Reforms to Israel’s Judiciary Must Be Carefully Calibrated

The central topic of debate in Israel now is the new coalition government’s proposed reforms of the nation’s judiciary and unwritten constitution. Peter Berkowitz agrees that reform is necessary, but that “the proper scope and pace of reform, however, are open to debate and must be carefully calibrated.”

In particular, Berkowitz argues,

to preserve political cohesiveness, substantial changes to the structure of the Israeli regime must earn support that extends beyond these partisan divisions.

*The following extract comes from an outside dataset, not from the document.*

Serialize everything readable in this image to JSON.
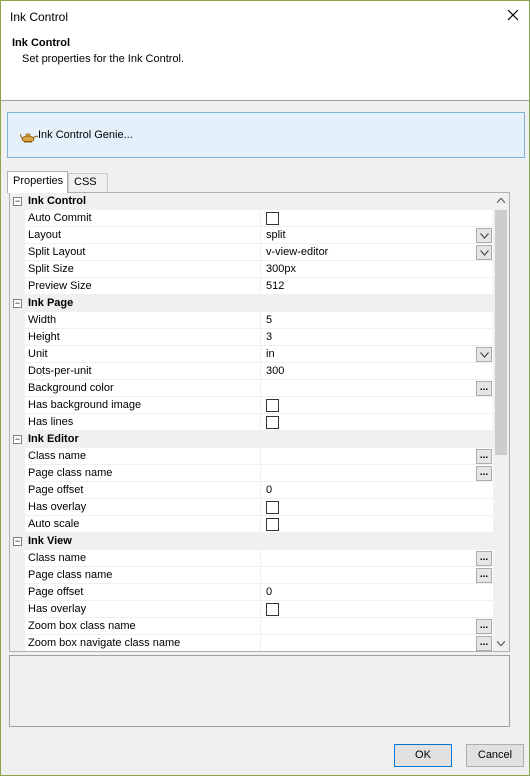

In a deft analysis of the conservative spirit in Israel, bestselling author Micah Goodman warns in the Hebrew language newspaper Makor Rishon that unintended consequences flowing from the constitutional counterrevolution are likely to intensify political instability. When a center-left coalition returns to power, Goodman points out, it may well repeal through a simple majority vote the major changes Netanyahu’s right-wing coalition seeks to enact. Or it may use the legislature’s expanded powers, say, to ram through laws that impair the religious liberty of the ultra-Orthodox. Either way, in a torn nation, constitutional counterrevolution amplifies division.

Conservatives make a compelling case that balance must be restored to the separation of powers in Israel. A prudent concern for the need to harmonize Israel’s free, democratic, and Jewish character counsels deliberation in the pursuit of necessary constitutional reform.